Bab 192
Setelah mengeringkan rambut basah saya, Serira menyikatnya hingga berkilau seindah keahliannya. Rambut saya terlihat cantik karena alasan yang bagus. Saat aku duduk dan merasakan sisir besar menyisir rambutku, tiba-tiba aku melihat pemandangan yang canggung.
Elyne, apa yang kamu lakukan?
Saya sedang menulis buku harian.
Buku harian?
‘Benarkah?’
Saya belum pernah melihat orang menulis buku harian sejak saya bereinkarnasi, tetapi saya terkejut bahwa orang pertama yang saya lihat menulis buku harian adalah Elyne. Apakah dia serius menulisnya? Aku tidak bisa mempercayainya, jadi aku berlari ke arahnya, tetapi Elyne menyembunyikan buku hariannya saat dia melihatku mendekat. Oh, itu keterlaluan.
“Oh, tidak putri. Anda tidak bisa melihatnya. ”
Cara dia menyembunyikan buku hariannya dengan ketakutan membuatku kesal.
“Apa, oh, ayolah! Itu sangat tidak adil. ”
“Tapi aku tidak bisa membiarkan sang putri membaca ini.”

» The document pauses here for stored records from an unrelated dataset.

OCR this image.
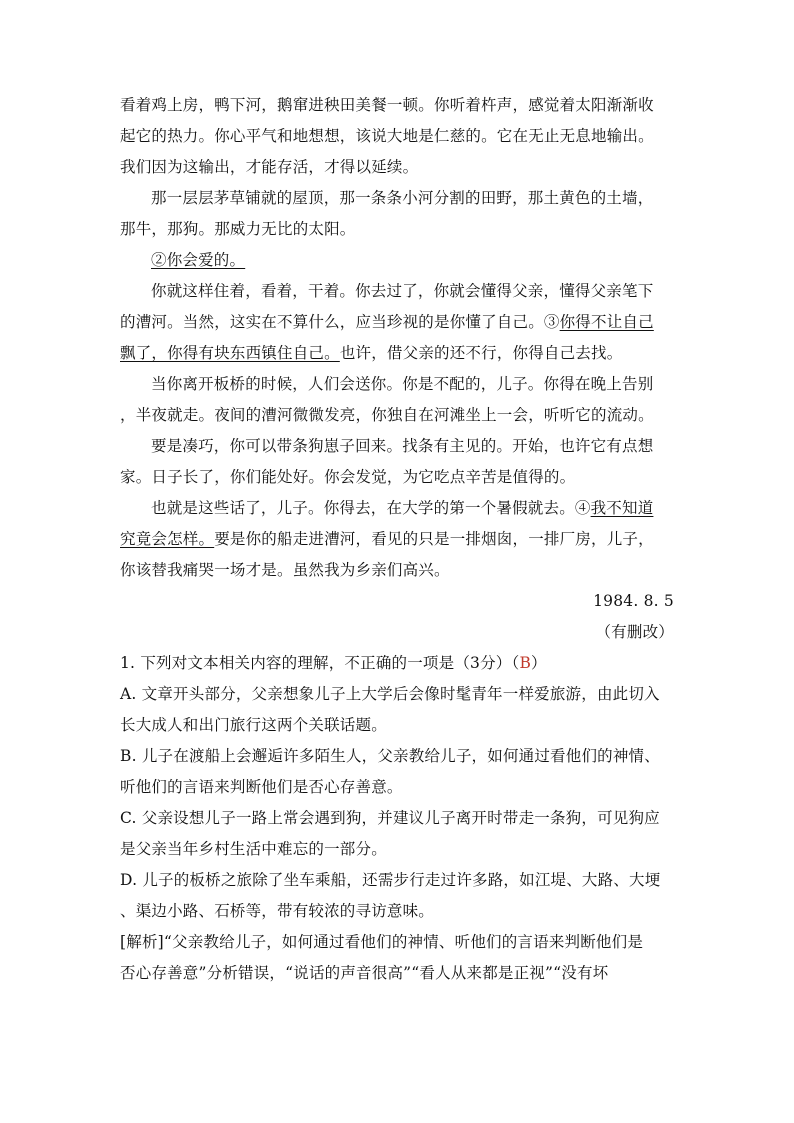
看着鸡上房，鸭下河，鹅窜进秧田美餐一顿。你听着杵声，感觉着太阳渐渐收
起它的热力。你心平气和地想想，该说大地是仁慈的。它在无止无息地输出。
我们因为这输出，才能存活，才得以延续。
那一层层茅草铺就的屋顶，那一条条小河分割的田野，那土黄色的土墙，
那牛，那狗。那威力无比的太阳。
②你会爱的。
你就这样住着，看着，干着。你去过了，你就会懂得父亲，懂得父亲笔下
的漕河。当然，这实在不算什么，应当珍视的是你懂了自己。③你得不让自己
飘了，你得有块东西镇住自己。也许，借父亲的还不行，你得自己去找。
当你离开板桥的时候，人们会送你。你是不配的，儿子。你得在晚上告别
，半夜就走。夜间的漕河微微发亮，你独自在河滩坐上一会，听听它的流动。
要是凑巧，你可以带条狗崽子回来。找条有主见的。开始，也许它有点想
家。日子长了，你们能处好。你会发觉，为它吃点辛苦是值得的。
也就是这些话了，儿子。你得去，在大学的第一个暑假就去。④我不知道
究竟会怎样。要是你的船走进漕河，看见的只是一排烟囱，一排厂房，儿子，
你该替我痛哭一场才是。虽然我为乡亲们高兴。
1984. 8. 5
（有删改）
1. 下列对文本相关内容的理解，不正确的一项是（3分）（B）
A. 文章开头部分，父亲想象儿子上大学后会像时髦青年一样爱旅游，由此切入
长大成人和出门旅行这两个关联话题。
B. 儿子在渡船上会邂逅许多陌生人，父亲教给儿子，如何通过看他们的神情、
听他们的言语来判断他们是否心存善意。
C. 父亲设想儿子一路上常会遇到狗，并建议儿子离开时带走一条狗，可见狗应
是父亲当年乡村生活中难忘的一部分。
D. 儿子的板桥之旅除了坐车乘船，还需步行走过许多路，如江堤、大路、大埂
、渠边小路、石桥等，带有较浓的寻访意味。
[解析]“父亲教给儿子，如何通过看他们的神情、听他们的言语来判断他们是
否心存善意”分析错误，“说话的声音很高”“看人从来都是正视”“没有坏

Tapi aku penasaran apa yang dia tulis!
Saat aku memandang Elyne dengan tatapan penuh amarah, dia menggelengkan kepalanya seolah-olah dia tidak akan pernah bisa terus hidup begitu aku melihat isi buku hariannya. Gadis yang kejam!
Kemudian Serira menepuk pundakku dan menarikku ke arahnya.
“Itu karena dia menulis tentangmu, tuan putri.”
“Nyonya Serira!”
Hah? Apa?
Elyne dengan cepat memerah dan memanggil nama Serira karena malu. Saya merasa lega dan kembali menatap Serira.
“Tentang saya?”
Elyne membuka mulutnya dengan wajah kemerahan seolah dia bertanya mengapa dia mengatakan itu. Apakah dia ikan mas? Serira tersenyum pada Elyne seolah dia mengatakan pada wanita yang tersipu itu betapa lucunya dia sebelum menepuk rambutku lagi. Oh, rambutku.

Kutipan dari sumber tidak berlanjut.